В 1860-е годы в Малом театре появился новый роскошный занавес, вместо масляных ламп на крюках в зрительном зале засияли газовые рожки, из Парижа выписали люстру, в которой можно было по надобности усиливать и ослаблять свет… А искусство актеров не только не двинулось вперед, но пошло вспять. В труппе начались недовольства. Пров Садовский в 1863 году объявил, что уходит из театра. Его едва уговорили остаться.
Преемником Верстовского первые годы был Леонид Федорович Львов, брат сочинителя гимна «Боже, царя храни». Сам музыкант, он увлекался оперой, заботился об улучшении постановочной части. Репертуаром ведал при нем водевилист князь Г. М. Кугушев, получивший прозвище «пуховая перина»… наверное, уж не за избыток энергии. Человек светский, пустоватый, безвольный, он не симпатизировал пьесам «с зипунами», и положение Островского в театре стало более шатким: он уже не приходил сюда, как прежде, на все репетиции, за делом и без дела, будто в родной дом. Его отвращала некомпетентность начальства: по уму, образованию и благовоспитанности чиновники конторы стояли теперь много ниже артистов.
«Дворянин, кандидат Московского университета, – возмущался Островский, – покойный В. И. Родиславский отвратительно унижался перед театр[альным] начальством и, служа в театр[альной] конторе при Л. Ф. Львове, доводил свое холопство до высших степеней цинизма. Про него известен следующий анекдот: Львов, сидя в своем кабинете, где был и Родиславский, и желая позвать смотрителя за сборами Малого театра Киля, громко закричал: “Киль!” Родиславский, которому показалось, что Львов закричал ему, как легавой собаке “пиль!”, вскочил с места и заметался по кабинету, ища предмета, который требовалось подать Львову, как поноску.
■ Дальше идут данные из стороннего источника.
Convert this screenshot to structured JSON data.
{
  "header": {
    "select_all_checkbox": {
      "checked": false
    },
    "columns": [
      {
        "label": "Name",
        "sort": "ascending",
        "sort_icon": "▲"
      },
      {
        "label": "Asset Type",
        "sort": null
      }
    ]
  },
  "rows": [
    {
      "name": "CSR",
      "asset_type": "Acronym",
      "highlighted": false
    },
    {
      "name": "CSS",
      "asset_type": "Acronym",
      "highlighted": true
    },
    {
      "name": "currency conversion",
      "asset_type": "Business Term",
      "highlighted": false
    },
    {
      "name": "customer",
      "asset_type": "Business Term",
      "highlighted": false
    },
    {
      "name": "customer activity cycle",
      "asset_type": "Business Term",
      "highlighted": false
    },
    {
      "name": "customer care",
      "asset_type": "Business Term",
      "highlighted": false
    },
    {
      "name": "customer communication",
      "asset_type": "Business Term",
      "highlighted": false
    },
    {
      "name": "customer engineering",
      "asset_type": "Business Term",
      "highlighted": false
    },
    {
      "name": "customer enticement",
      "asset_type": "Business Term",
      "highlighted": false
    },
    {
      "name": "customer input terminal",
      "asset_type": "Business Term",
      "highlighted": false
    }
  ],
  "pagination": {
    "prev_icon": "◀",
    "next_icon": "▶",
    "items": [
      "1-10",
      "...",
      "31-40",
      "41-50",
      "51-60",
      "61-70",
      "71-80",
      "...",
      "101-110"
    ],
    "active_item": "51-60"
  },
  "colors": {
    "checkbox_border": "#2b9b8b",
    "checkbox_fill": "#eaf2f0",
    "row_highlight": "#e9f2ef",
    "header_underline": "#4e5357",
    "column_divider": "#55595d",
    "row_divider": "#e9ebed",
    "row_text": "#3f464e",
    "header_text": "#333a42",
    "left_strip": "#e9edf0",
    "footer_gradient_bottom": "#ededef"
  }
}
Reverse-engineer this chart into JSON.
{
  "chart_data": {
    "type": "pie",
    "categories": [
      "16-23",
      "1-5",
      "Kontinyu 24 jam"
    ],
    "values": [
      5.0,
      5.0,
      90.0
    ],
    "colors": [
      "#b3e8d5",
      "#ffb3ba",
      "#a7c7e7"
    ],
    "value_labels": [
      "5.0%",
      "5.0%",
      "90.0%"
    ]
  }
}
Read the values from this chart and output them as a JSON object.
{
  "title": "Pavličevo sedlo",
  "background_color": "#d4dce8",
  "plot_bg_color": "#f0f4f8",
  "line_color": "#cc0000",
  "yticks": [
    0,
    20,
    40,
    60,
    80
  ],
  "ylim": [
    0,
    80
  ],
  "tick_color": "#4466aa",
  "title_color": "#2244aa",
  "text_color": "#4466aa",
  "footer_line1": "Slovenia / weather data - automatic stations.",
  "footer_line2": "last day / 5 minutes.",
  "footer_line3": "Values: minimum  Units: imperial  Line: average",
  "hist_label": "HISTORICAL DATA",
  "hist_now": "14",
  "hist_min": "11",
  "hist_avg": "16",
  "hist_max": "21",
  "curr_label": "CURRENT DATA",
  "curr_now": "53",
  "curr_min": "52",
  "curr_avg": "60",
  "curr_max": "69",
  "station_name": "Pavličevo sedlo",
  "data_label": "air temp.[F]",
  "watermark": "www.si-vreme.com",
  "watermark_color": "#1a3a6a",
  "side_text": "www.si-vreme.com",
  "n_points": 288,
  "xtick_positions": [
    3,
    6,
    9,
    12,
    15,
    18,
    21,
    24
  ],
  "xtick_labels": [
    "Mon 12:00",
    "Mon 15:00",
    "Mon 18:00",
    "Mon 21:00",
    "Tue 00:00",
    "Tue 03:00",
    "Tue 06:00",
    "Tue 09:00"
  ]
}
Для всех, не знавших коротко Родиславского, этот анекдот должен показаться совершенно невероятным; но из лиц, близко знакомых с покойным Вл. Ив., немногие усомнятся в его правдивости»[579]
.Львов был снят после неожиданной ревизии, обнаружившей большие прорехи в театральном бюджете, – он щедро субсидировал пышные оперные постановки. Но когда он ушел, и о нем пожалели, потому что на смену ему шла уже вовсе случайная чиновничья мелкота. То, с чем раньше управлялся один Верстовский с немногими помощниками, было поделено между чиновниками разных рангов. Управляющие и контролирующие лица плодились как грибы в сырую погоду.
…Сухой и корректный Н. И. Пельт в золотых очках, с зализанными волосами, тщеславный и черствый человек, насадивший в театре стиль докладных, рапортов, циркуляров, всю премудрость строгой отчетности, при которой испаряется художественная суть дела.
…Красавчик В. П. Бегичев, светский лев с обворожительной внешностью, бархатистыми голубыми глазами, сводившими с ума дам; он любил, чтобы актеры развлекали его анекдотами.
…Л. Обер – старый николаевский бюрократ.
«Закружились бесы разны, словно листья в октябре…» Теперь чиновники назначались в театр со стороны, по случайной светской рекомендации, оттого, что надо пристроить человечка, в рассуждении, что уж чем-чем, а театром может управлять всякий: кто не бывал на спектаклях и не судил игру актеров?
Художественный элемент в управлении театрами был заменен чиновническим, подводил итог этим переменам на московской сцене Островский и перечислял тех «специалистов», с которыми ему теперь приходилось иметь дело:
«После Верстовского вступил в управление художественной частью сначала чиновник упраздненного казенного лосиного завода Пороховщиков, потом служивший в театральной конторе переводчиком для перевода контрактов с иностранцами Пэльт, потом смотритель дома Благородного собрания Бегичев и, наконец, служащий конторщиком на железной дороге Погожев…»[580]
Вчера еще свалившийся с потолка и растерянно озиравшийся в театральных зеркалах чиновник на другой же день, слегка оправившись от первого испуга, составлял репертуар и учил актеров играть. Островский должен был появляться теперь на репетициях своих пьес украдкой, а на представления чужих пьес вовсе перестал ходить.
Когда случилась неприятность с «Самозванцем», Островский написал письмо министру двора Адлербергу, пытаясь по праву справедливости испросить постановку в Москве, раз уж Петербург для него потерян, и после долгих проволочек добился разрешения. Но радости победы не испытал.
В сокрушенном состоянии духа от постоянных трений с чиновниками, запретов, неудач и полуудач, он написал в сентябре 1866 года горестное письмо Бурдину, в котором уже вторично, и на этот раз более решительно, заявлял о своем намерении расстаться со сценой.